Use rolling 28-day MAU for any operational dashboard that an analyst, PM, or engineer looks at daily, because the values are comparable every day. Use calendar MAU when finance or the board asks for "users last month" — they want a clean, month-aligned number that matches their other reporting cadences. Most data teams maintain both and label them clearly.

Why 28 days and not 30?

Because 28 equals four full weeks, and most consumer products have strong weekly seasonality. A 30-day window contains some months with four Mondays and some with five, which introduces a noise pattern that has nothing to do with user behavior. A 28-day window cancels that out. The trade-off is that 28 sounds less natural to non-technical stakeholders, so some teams use 30 anyway and accept the noise.

Is a 5x MAU/DAU ratio normal?

It depends on the category. A 5x ratio means stickiness of 20 percent — somewhere between an e-commerce app and a social-discovery product. For a daily-use product like a messaging app or a feed-driven social network, 5x is alarmingly low and points to a retention problem. For a travel or finance app, 5x would actually be on the high side. Always benchmark against your category, not the global "good" number.

MAU is falling — what should I look at first?

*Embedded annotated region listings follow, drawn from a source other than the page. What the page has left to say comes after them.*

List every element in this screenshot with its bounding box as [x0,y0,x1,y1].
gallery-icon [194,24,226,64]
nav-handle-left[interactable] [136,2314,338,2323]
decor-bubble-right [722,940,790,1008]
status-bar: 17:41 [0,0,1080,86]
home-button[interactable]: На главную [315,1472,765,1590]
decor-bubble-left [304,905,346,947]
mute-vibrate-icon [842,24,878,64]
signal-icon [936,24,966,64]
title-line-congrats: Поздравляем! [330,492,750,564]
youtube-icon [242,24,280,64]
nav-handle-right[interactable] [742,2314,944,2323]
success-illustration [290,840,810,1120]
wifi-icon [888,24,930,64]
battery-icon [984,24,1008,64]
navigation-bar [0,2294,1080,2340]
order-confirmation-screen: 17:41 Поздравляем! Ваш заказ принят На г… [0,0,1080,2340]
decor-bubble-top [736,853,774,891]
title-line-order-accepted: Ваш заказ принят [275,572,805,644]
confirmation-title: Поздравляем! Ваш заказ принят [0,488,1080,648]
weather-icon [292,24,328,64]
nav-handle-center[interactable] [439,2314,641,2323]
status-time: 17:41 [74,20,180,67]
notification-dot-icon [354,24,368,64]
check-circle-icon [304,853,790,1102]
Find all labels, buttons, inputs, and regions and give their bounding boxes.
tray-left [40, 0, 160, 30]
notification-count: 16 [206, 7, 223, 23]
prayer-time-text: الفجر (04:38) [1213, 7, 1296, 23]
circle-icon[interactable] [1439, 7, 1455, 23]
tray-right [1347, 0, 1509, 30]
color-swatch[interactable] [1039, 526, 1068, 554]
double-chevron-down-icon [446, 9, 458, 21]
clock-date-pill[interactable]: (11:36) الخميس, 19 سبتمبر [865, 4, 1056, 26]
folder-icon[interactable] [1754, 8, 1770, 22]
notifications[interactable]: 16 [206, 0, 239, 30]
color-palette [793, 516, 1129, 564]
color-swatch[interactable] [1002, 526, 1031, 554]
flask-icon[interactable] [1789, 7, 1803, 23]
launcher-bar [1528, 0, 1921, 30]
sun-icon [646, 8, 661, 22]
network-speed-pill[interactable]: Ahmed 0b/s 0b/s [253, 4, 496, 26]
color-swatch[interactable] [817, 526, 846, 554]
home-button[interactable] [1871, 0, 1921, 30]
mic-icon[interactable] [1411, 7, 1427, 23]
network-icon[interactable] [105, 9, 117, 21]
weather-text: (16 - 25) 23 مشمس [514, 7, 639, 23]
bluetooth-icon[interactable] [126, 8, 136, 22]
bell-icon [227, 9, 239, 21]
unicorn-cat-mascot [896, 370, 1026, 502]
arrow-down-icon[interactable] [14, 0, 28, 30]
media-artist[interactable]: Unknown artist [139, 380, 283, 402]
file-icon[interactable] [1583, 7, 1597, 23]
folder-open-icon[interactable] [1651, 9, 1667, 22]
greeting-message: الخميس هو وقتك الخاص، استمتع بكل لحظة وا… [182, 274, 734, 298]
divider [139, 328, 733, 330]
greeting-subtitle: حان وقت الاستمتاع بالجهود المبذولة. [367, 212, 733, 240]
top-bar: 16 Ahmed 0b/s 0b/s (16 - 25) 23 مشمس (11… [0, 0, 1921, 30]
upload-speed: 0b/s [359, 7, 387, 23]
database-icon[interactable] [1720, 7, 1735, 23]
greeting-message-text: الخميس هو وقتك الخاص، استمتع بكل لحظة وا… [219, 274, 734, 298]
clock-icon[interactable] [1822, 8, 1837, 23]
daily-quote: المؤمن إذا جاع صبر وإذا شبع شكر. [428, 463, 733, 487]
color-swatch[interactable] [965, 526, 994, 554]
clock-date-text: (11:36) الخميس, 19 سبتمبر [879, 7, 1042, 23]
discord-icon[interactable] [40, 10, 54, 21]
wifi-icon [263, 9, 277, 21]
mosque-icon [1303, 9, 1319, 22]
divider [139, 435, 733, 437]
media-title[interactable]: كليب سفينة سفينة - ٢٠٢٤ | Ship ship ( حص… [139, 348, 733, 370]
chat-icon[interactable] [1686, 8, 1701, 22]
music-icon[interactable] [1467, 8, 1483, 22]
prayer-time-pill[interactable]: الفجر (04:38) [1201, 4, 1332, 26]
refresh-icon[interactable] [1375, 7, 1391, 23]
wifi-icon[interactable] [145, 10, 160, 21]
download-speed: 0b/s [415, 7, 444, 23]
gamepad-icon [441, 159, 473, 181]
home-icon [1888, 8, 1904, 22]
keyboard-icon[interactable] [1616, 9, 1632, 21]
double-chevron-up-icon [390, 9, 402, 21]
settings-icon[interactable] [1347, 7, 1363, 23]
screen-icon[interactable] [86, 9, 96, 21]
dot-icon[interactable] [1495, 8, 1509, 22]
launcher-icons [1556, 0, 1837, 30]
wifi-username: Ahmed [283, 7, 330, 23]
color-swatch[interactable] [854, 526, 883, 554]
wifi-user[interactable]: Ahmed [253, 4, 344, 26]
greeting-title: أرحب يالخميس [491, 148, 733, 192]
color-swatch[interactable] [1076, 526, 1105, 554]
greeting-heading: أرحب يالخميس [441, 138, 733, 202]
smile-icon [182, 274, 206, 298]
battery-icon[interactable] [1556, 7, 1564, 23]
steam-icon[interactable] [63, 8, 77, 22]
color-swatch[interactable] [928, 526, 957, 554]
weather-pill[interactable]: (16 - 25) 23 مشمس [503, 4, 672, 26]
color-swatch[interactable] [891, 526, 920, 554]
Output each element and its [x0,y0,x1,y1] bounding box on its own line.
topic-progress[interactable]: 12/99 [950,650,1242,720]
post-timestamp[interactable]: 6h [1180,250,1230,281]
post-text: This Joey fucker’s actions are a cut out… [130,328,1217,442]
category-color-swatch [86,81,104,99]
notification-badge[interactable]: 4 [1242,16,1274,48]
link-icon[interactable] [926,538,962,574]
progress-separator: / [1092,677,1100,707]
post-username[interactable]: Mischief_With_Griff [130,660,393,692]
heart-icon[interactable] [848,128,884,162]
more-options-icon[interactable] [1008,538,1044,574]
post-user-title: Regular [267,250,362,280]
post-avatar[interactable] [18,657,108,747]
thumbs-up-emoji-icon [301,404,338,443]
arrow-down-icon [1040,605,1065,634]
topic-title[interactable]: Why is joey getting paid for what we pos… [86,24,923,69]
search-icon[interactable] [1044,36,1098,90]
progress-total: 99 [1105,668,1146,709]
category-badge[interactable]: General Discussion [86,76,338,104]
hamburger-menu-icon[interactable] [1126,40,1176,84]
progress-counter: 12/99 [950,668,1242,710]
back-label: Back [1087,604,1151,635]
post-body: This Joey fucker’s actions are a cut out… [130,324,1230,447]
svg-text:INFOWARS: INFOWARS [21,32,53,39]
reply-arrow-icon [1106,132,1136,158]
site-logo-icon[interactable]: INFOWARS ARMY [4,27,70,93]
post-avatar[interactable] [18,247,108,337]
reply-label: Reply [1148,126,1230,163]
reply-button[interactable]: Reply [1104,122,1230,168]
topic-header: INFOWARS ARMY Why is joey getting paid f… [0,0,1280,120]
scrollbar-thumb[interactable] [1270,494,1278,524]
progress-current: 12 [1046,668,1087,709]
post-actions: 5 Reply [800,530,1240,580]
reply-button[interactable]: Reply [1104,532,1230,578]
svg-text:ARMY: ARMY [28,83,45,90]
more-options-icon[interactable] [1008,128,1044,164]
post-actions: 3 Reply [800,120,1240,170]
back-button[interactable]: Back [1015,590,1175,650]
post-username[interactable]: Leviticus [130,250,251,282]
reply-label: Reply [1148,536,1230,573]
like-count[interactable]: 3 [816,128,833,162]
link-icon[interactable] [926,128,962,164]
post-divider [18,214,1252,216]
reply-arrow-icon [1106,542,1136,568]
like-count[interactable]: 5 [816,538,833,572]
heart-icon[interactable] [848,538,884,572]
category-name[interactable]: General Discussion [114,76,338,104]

Decompose into new versus returning MAU. If new MAU is falling, look at acquisition channels and signup conversion — top-of-funnel is leaking. If returning MAU is falling, look at retention curves, push notification deliverability, and recent product releases that may have broken core flows. The two failure modes need different fixes, and you cannot tell which is happening without the decomposition.

Should bots and internal accounts be filtered before or after the distinct count?

Before. The filter belongs in the base CTE that defines "active events," not in a post-hoc subtraction. Filtering after the count means you either have to maintain a parallel "true MAU minus bots" metric or live with inflated numbers on every dashboard. The canonical metric definition in your warehouse should have the bot filter baked in, applied once, consistently across every downstream consumer.

How do I version a MAU definition change without breaking history?

Create a new metric name — mau_v2 — and run both definitions in parallel for at least one full month. Compare the values, document the delta, and switch dashboards over only after stakeholders have seen both side-by-side. Never silently overwrite the definition; every existing trend chart and every historical comparison will quietly become wrong.